David Warner still wasn’t 100 percent sold on kombucha when he decided to start stocking GT’s at his Boston-area neighborhood grocer, City Feed & Supply, back in 2007.
“You know, I wasn’t sure if it was that interesting of a drink,” Warner says. “But there were some folks requesting it and I knew people were looking for flavorful, low-sugar beverage options.”
Aside from the usual smattering of local brands, kombucha had only been commercially available on the East Coast in a ready-to-drink format for two years at the time, after GT Dave went national with his fermented probiotic beverage brand in 2005. But on the West Coast, kombucha was bubbling in more ways than one, gaining real traction in California’s health and wellness circles for its reported health benefits, which started with gut health and extended as far as claims that the beverage could treat cancer.
Ten years later and kombucha’s a lot more than just your mother’s scoby. It’s a $600 million global beverage category, one that market research firm MicroMarket Monitor projects to grow to $1.8 billion by 2020.
So where’s this growth happening? Is the West Coast still carrying the category? Did the East Coast convert to California’s cult of kombucha? Maybe not all the way, but the disparity between the two seems to be slimming.
“Two years ago, if you were to take the best California stores for kombucha sales and compare that to the best North Carolina or Florida stores, the numbers would be almost five times better,” says Rachel Zarrow, Vice President of Marketing at San Francisco-based Clearly Kombucha. “But this year something is different. The same comparison still skews California but only by a two times factor.”
It’s clear that Clearly Kombucha isn’t alone. Santa Monica-based Health-Ade just brought on beverage industry veteran Ned Desmond, formerly of Nantucket Nectars, as East Coast Director of Sales, a position brought on in response to the brand’s recent entry into Whole Foods’ Mid-Atlantic region and its East Coast growth on the whole.
“The consumer for the category is really changing,” Zarrow says. “It’s not just for yogis and hardcore vegans, it’s becoming more of a mainstream category.”

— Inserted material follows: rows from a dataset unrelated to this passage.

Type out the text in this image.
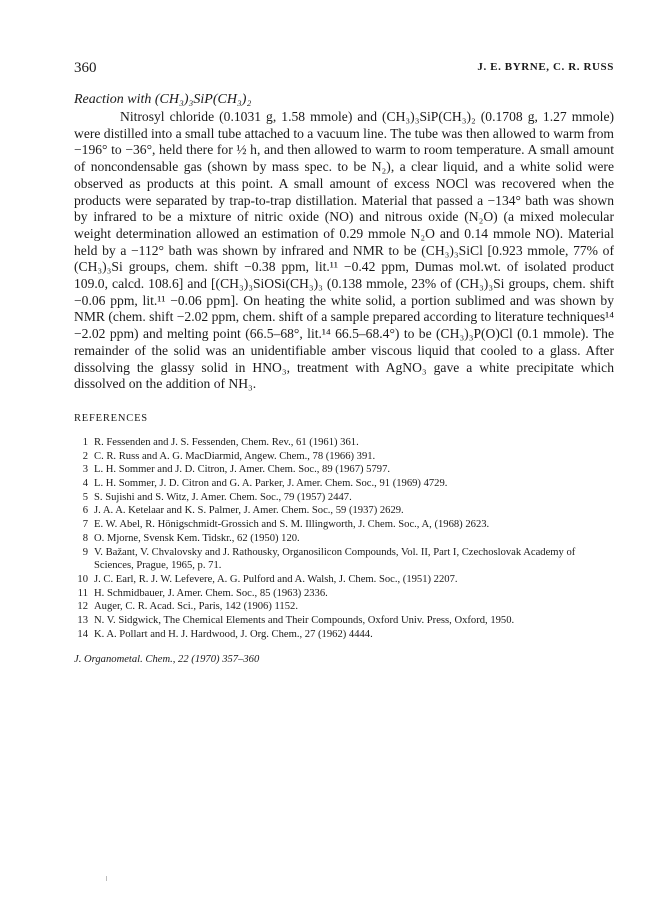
360	J. E. BYRNE, C. R. RUSS
Reaction with (CH₃)₃SiP(CH₃)₂

Nitrosyl chloride (0.1031 g, 1.58 mmole) and (CH₃)₃SiP(CH₃)₂ (0.1708 g, 1.27 mmole) were distilled into a small tube attached to a vacuum line. The tube was then allowed to warm from −196° to −36°, held there for ½ h, and then allowed to warm to room temperature. A small amount of noncondensable gas (shown by mass spec. to be N₂), a clear liquid, and a white solid were observed as products at this point. A small amount of excess NOCl was recovered when the products were separated by trap-to-trap distillation. Material that passed a −134° bath was shown by infrared to be a mixture of nitric oxide (NO) and nitrous oxide (N₂O) (a mixed molecular weight determination allowed an estimation of 0.29 mmole N₂O and 0.14 mmole NO). Material held by a −112° bath was shown by infrared and NMR to be (CH₃)₃SiCl [0.923 mmole, 77% of (CH₃)₃Si groups, chem. shift −0.38 ppm, lit.¹¹ −0.42 ppm, Dumas mol.wt. of isolated product 109.0, calcd. 108.6] and [(CH₃)₃SiOSi(CH₃)₃ (0.138 mmole, 23% of (CH₃)₃Si groups, chem. shift −0.06 ppm, lit.¹¹ −0.06 ppm]. On heating the white solid, a portion sublimed and was shown by NMR (chem. shift −2.02 ppm, chem. shift of a sample prepared according to literature techniques¹⁴ −2.02 ppm) and melting point (66.5–68°, lit.¹⁴ 66.5–68.4°) to be (CH₃)₃P(O)Cl (0.1 mmole). The remainder of the solid was an unidentifiable amber viscous liquid that cooled to a glass. After dissolving the glassy solid in HNO₃, treatment with AgNO₃ gave a white precipitate which dissolved on the addition of NH₃.

REFERENCES
1 R. Fessenden and J. S. Fessenden, Chem. Rev., 61 (1961) 361.
2 C. R. Russ and A. G. MacDiarmid, Angew. Chem., 78 (1966) 391.
3 L. H. Sommer and J. D. Citron, J. Amer. Chem. Soc., 89 (1967) 5797.
4 L. H. Sommer, J. D. Citron and G. A. Parker, J. Amer. Chem. Soc., 91 (1969) 4729.
5 S. Sujishi and S. Witz, J. Amer. Chem. Soc., 79 (1957) 2447.
6 J. A. A. Ketelaar and K. S. Palmer, J. Amer. Chem. Soc., 59 (1937) 2629.
7 E. W. Abel, R. Hönigschmidt-Grossich and S. M. Illingworth, J. Chem. Soc., A, (1968) 2623.
8 O. Mjorne, Svensk Kem. Tidskr., 62 (1950) 120.
9 V. Bažant, V. Chvalovsky and J. Rathousky, Organosilicon Compounds, Vol. II, Part I, Czechoslovak Academy of Sciences, Prague, 1965, p. 71.
10 J. C. Earl, R. J. W. Lefevere, A. G. Pulford and A. Walsh, J. Chem. Soc., (1951) 2207.
11 H. Schmidbauer, J. Amer. Chem. Soc., 85 (1963) 2336.
12 Auger, C. R. Acad. Sci., Paris, 142 (1906) 1152.
13 N. V. Sidgwick, The Chemical Elements and Their Compounds, Oxford Univ. Press, Oxford, 1950.
14 K. A. Pollart and H. J. Hardwood, J. Org. Chem., 27 (1962) 4444.
J. Organometal. Chem., 22 (1970) 357–360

Chris Reed, founder and CEO of craft soda company Reed’s, saw that opportunity for kombucha beyond the natural channel when his company entered the segment in 2012 with Reed’s Culture Club Kombucha, introducing a “lighter, more palatable” kombucha to consumers outside the product’s traditionally diehard crunchy crowd. Leveraging the company’s existing relationships with over 100 supermarket chains. Reed’s quickly became the number two national brand behind GT’s, albeit still a distant one.
Reed credits the East Coast catching up to kombucha to health conscious consumers with a growing interest in probiotics in addition to the natural regional progression of health foods and beverages.
“The West is going to lead, and then it jumps over to the East Coast,” he says “From there it spreads across the periphery of the country making its way into other big cities and eventually into the rest of the marketplace.”
But there’s still a sizeable lag. While not a kombucha, the growth rate of probiotic product Goodbelly offers an interesting parallel: its growth rate mirrors that of GT’s, up 50 percent over the last 52 weeks according to SPINS data, but according to CEO Alan Murray, the brand is still growing 50 percent faster on the West Coast than the East. Numbers aside, the regional imbalances that remain are still apparent at industry trade shows: many fewer kombucha brands show up for East Coast natural product or fancy foods shows than they do the West. The largest brands remain headquartered on the West Coast as well.
As for GT Dave, the kombucha category’s kingpin says that times have changed, likening the category’s success to that of coconut water and fresh-pressed juice. Dave also says he believes that the food and beverage trends once associated so strongly with the Golden State now know no geographic restrictions.
“Ten years ago it made sense to launch a kombucha brand on the West Coast because the West was the first to be exposed to kombucha early on,” he says. “But today’s consumers are more aware than they’ve ever been before regardless of which coast they reside on. There’s opportunity for kombucha in many areas you might not expect, and it’s all linked to the ever-evolving awareness and consciousness of the consumer.”
Editor’s note: An earlier version of this story reported that Health-Ade is based in San Diego. It is not. The company’s headquarters are in Santa Monica. We regret the error.